Cose che nessuno sa (Things That No One Knows)
500.000 copies sold in Italy to date
Fourteen-year-old Margherita is about to enter the magical and daunting world of high school.
The corridors of her new school promise excitement but also danger. By the end of the first term alliances are formed and judgments passed that could determine the fate of each student.
Shut up in her room, with the warmth of the summer sunshine still on her skin, Margherita feels like every other teenager: a tightrope walker balancing over a chasm. Only the love of her parents, of her extraordinary Sicilian granny Teresa and of her little brother allow her to walk on that tightrope, to brave the world and to try and grow into the young woman she wants to be.
But then one day Margherita listens to a message on the answering machine. It’s her father announcing that he won’t be coming back home – ever. Margherita feels the floor disappear beneath her feet. She doesn’t know yet that this painful experience, little by little, will make her a woman, just as a beautiful pearl forms in an oyster after it has been attacked. This is indeed the secret of pain: it knows where life is hidden and knows how to set it free.
This time, however, granny Teresa’s smiling wisdom will not be enough for Margherita, and the new voices which can help her will come from her new high school world: the voice of Marta, who she sits next to, full of infectious enthusiasm, the deep voice of Giulio, the most mysterious boy at school, and even her teacher’s voice, a young man in search of himself, sensitive to the life that can be found in the pages of books. And it will be in a book, the Odyssey, that Margherita reads about Telemachus and finds the energy to embark on a journey in search of her father that will radically change her future.

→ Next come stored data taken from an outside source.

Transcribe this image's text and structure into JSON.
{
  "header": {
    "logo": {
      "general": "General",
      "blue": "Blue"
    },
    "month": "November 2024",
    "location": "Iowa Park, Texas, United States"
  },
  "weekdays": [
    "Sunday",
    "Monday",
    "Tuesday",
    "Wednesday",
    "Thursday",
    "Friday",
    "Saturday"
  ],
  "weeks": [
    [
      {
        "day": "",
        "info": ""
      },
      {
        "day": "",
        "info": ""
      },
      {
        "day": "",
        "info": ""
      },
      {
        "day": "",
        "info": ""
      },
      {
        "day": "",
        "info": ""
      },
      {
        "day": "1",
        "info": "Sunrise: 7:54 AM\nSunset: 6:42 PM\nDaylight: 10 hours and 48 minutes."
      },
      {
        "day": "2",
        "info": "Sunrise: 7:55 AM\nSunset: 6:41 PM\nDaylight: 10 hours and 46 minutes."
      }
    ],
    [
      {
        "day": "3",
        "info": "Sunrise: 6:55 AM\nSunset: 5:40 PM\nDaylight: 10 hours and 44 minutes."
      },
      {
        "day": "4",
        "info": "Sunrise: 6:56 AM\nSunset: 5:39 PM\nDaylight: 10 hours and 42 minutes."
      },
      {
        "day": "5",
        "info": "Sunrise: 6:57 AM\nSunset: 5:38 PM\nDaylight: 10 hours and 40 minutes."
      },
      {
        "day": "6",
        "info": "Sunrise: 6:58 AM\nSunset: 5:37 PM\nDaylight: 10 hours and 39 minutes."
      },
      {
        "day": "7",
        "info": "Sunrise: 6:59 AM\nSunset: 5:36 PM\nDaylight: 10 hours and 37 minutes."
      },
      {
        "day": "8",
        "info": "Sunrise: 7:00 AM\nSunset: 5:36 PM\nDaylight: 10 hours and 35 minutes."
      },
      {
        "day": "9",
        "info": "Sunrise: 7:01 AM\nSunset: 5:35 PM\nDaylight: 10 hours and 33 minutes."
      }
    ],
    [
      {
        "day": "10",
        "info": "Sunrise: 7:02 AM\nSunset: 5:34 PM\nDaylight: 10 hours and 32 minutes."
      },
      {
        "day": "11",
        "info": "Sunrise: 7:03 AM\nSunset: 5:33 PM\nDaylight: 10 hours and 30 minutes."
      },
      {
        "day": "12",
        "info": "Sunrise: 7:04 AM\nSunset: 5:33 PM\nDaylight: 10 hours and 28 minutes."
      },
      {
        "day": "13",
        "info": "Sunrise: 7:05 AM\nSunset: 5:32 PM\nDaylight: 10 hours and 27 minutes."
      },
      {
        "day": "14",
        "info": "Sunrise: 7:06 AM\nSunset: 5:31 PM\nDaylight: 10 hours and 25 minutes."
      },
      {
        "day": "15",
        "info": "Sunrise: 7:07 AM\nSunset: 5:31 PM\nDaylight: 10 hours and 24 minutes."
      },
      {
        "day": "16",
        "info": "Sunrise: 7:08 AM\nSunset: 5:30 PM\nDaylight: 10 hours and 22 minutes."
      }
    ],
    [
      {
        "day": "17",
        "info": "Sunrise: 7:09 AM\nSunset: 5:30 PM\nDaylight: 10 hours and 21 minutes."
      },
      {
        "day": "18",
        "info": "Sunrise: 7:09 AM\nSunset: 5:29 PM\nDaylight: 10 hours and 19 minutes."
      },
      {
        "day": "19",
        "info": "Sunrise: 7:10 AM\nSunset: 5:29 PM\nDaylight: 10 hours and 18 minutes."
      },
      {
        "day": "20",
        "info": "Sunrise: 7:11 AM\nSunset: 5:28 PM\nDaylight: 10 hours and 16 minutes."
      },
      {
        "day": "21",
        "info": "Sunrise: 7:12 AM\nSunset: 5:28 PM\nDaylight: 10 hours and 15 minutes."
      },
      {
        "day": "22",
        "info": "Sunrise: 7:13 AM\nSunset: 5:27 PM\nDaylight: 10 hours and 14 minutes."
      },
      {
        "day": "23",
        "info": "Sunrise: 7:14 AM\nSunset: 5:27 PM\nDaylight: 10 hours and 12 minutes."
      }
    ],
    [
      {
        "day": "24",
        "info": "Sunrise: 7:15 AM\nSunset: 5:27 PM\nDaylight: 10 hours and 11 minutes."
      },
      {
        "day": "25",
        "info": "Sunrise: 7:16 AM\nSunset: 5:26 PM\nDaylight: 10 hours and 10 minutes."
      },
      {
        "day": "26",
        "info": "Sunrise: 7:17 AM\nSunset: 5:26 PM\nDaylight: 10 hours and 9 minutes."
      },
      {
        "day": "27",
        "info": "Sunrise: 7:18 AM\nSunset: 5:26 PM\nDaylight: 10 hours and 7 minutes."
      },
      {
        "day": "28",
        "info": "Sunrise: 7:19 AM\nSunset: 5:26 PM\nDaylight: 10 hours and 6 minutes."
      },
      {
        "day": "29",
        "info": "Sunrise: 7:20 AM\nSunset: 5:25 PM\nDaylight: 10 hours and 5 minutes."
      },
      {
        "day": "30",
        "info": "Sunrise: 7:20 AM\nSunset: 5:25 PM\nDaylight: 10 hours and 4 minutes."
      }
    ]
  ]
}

After the huge success of his debut novel, Bianca come il latte, rossa come il sangue (White like milk, red like blood) Alessandro D’Avenia returns to his talent for speaking tenderly, honestly and bravely about adolescence – about its agonies and enigmas, alongside its spontaneity and vitality. This time though his young characters are confronted with adults in moments of crisis. These moments happen sooner or later to everyone, revealing the fragility and desires that we carry inside ourselves and which belong to the kids we used to be.